Ya, sekalian makan siang bersama.
"Hyung!" Jungkook tersenyum, kagum memandang tempatnya kini. Ya, bahkan Jungkook sempat bermain-main di atas bantal raksasa berbentuk persegi seukuran tubuhnya sebelum benar-benar menghampiri Yoongi. Benar-benar terlihat seperti anak kecil.
"Wah, aku baru tahu ada tempat seperti ini," Jungkook masih terkagum, menikmati dirinya yang tenggelam dalam bantal empuk yang begitu lembut. Benar-benar tempat yang pas untuk melepas penat.
"Ada apa, Kook?" tanya Yoongi setelah melihat Jungkook selesai bermain-main.
"Ah, itu." Jungkook menyerahkan sebuah papper bag yang cukup besar, "Nenek dan Kakek memberikan ini padamu."
"Mereka di Seoul?" tanya si pria berkulit susu dengan kedua alis bertaut. Jarang sekali Kakek dan Nenek Jeon pergi ke Seoul jika bukan urusan penting. Mereka lebih memilih mempercayakan semuanya pada Jungkook untuk mengatasi segala masalah. Jungkook sudah cukup bisa diandalkan dalam mengurus perusahaan.
"Eung, besok mereka akan memulainya, hyung." Ucapnya menyendu. Kedua matanya yang tadi berbinar kini meredup. Menggambarkan kegelisahan dan ketakutan tersendiri yang bisa dimengerti Yoongi.
Suasana hati Jungkook sepertinya tidak begitu baik saat membahas kehadiran Kakek dan Neneknya di Seoul. Bukan masalah kehadiran mereka. Tapi apa yang menjadi tujuan merekalah yang menyebabkan suasana hatinya tidak membaik.
Beruntung makanan yang dipesannya segera datang. Mood-nya kembali membaik. Cukup mudah bukan? Jungkook bahkan sudah berbincang asik dengan Hoseok, seolah melupakan masalahnya. Ya, pembawaan Hoseok memang selalu bisa menghidupkan suasana di sekitarnya, bahkan untuk seorang Jeon Jungkook yang tidak begitu mudah bergaul dengan orang lain.
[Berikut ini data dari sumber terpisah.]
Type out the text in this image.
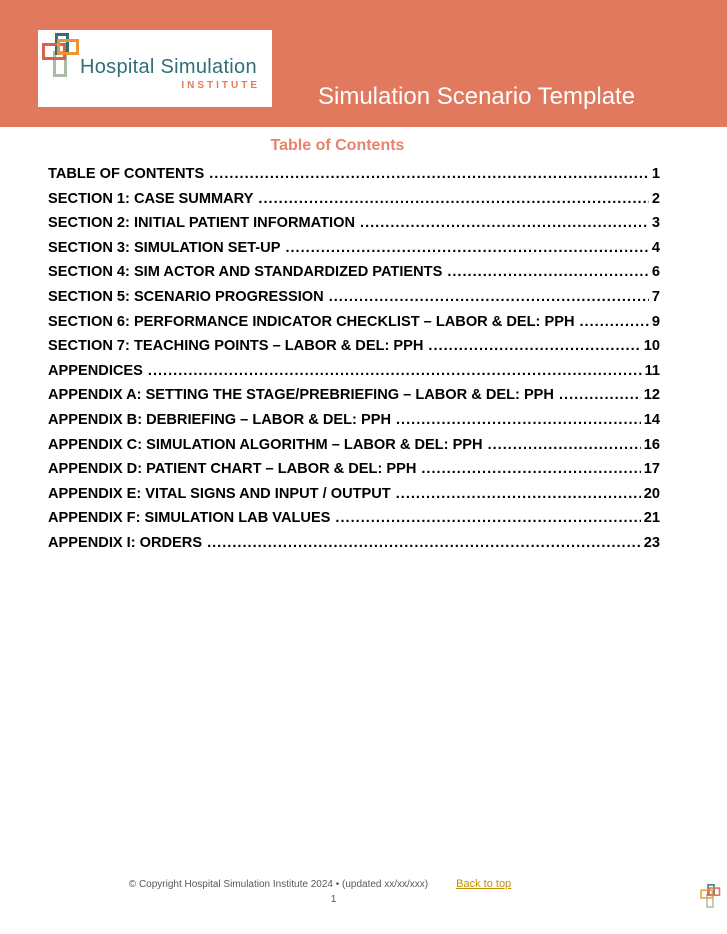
Hospital Simulation
INSTITUTE Simulation Scenario Template
Table of Contents
TABLE OF CONTENTS .....	1
SECTION 1: CASE SUMMARY .....	2
SECTION 2: INITIAL PATIENT INFORMATION .....	3
SECTION 3: SIMULATION SET-UP .....	4
SECTION 4: SIM ACTOR AND STANDARDIZED PATIENTS .....	6
SECTION 5: SCENARIO PROGRESSION .....	7
SECTION 6: PERFORMANCE INDICATOR CHECKLIST – LABOR & DEL: PPH .....	9
SECTION 7: TEACHING POINTS – LABOR & DEL: PPH .....	10
APPENDICES .....	11
APPENDIX A: SETTING THE STAGE/PREBRIEFING – LABOR & DEL: PPH .....	12
APPENDIX B: DEBRIEFING – LABOR & DEL: PPH .....	14
APPENDIX C: SIMULATION ALGORITHM – LABOR & DEL: PPH .....	16
APPENDIX D: PATIENT CHART – LABOR & DEL: PPH .....	17
APPENDIX E: VITAL SIGNS AND INPUT / OUTPUT .....	20
APPENDIX F: SIMULATION LAB VALUES .....	21
APPENDIX I: ORDERS .....	23
© Copyright Hospital Simulation Institute 2024 • (updated xx/xx/xxx)	Back to top
1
Satu fakta yang cukup menarik bagi Jungkook setelah mengenal Hoseok adalah bahwa pria itu merupakan pemilik dari club yang tempo hari dikunjungi Jungkook. Club yang cukup berkesan baginya karena di tempat itu Jungkook mendapatkan kenangan berarti dalam tahun-tahun hidupnya di Seoul. Paradise club yang menjadi saksi kandasnya hubungan terkhir Jungkook dengan gadis yang sudah dikencaninya dulu.